Sous les pavés, le travail des enfants ? Qui pourrait imaginer qu’au 21e siècle se cachent dans nos routes « modernes » la sueur et le sang de jeunes enfants ? C’est pourtant ce que vient de dévoiler un journaliste Belge qui a mené une enquête inédite sur l’un des pavés les plus utilisés en Belgique et dans le nord de la France dans la construction de nos routes.

Quand on questionne les effets de la mondialisation, on ne pense pas d’emblée aux routes. Un journaliste du quotidien néerlandais Du Standaard a mené l’enquête sur l’un des pavés les plus employés en europe : le kandla gris. Après un tournage en caméra cachée à Budhpura en Inde, il révèle que de nombreux enfants taillent chaque jour les pierres que nous retrouvons sous nos pieds (ou nos roues). Salaire de misère, conditions de travail déplorables, mains déformées très jeune et un vide éducatif, voilà le prix de ces pierres exotiques low-cost que nos sociétés modernes consomment. Le constat est glacial, il n’y aurait pas que du sang d’enfant de nos smartphones ou nos vêtements…

Le kandla gris est une pierre employée en masse pour paver les rues européennes et les places en remplacement de la traditionnelle pierre bleue ou des pierres de nos régions. Pour cause, cette roche « miraculeuse » coute environ quatre fois moins cher que ses concurrentes. En pratique, les importateurs belges n’achètent pas directement la pierre dans les carrières mais passent par des fournisseurs indiens qui s’adressent à des commerçants locaux qui eux-mêmes se fournissent auprès des familles et d’enfants. Avec autant d’intermédiaires, difficile de pointer du doigt un responsable. Dans une interview pour Bel RTL, Francis Tourneur, géologue et responsable au sein de l’asbl Pierre et Marbre de Wallonie, explique : « Malheureusement, de grandes cités (…) font presque uniquement usage de matériaux exotiques depuis très longtemps ». Il ajoute : « L’un des très gros producteurs de pavés se situe en Inde. Les conditions de travail sur place n’ont pas l’air d’être très réglementaires. Il y a manifestement un travail fréquent d’enfants. Il y a eu déjà des enquêtes, depuis les années 2000. »

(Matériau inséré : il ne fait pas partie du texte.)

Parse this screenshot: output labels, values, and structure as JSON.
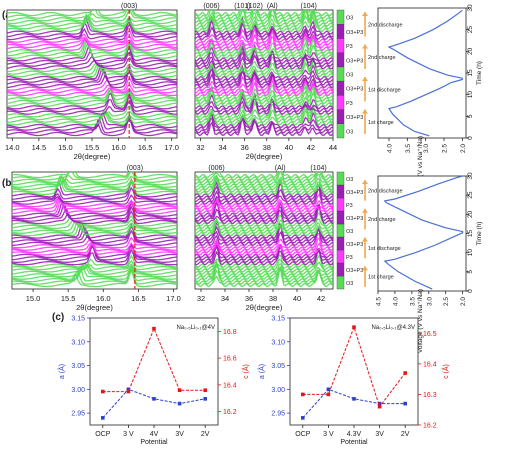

Pour en avoir le cœur net, le journaliste du Standaard s’est donc rendu sur place où il a pu interroger les autorités locales. L’équivalent du bourgmestre de la ville, qui est, par ailleurs, revendeur de pierre, jure qu’aucun enfant ne travaille dans le secteur. Pourtant, la réalité semble tout autre. Le journaliste a filmé secrètement nombre d’enfants sur des tas de cailloux, avec un marteau et un burin à la main. Ils taillent des blocs quatre fois plus grands qu’eux. Les plus jeunes n’avaient pas dix ans.

https://www.youtube.com/watch?v=AZf_qj8_aBI

Vidéo d’archive. Accéder aux vidéos du Standaard

En pratique, l’enquête révèlera que les enfants peuvent tailler de 50 à 100 pavés quotidiennement pour le salaire misérable d’une à deux roupies par pièce. Ils rentrent chez eux avec quelques euros chaque jours, de quoi maigrement soutenir leur famille. En Belgique, ces pavés seront revendus entre 15 à 20 euros du mètre carré.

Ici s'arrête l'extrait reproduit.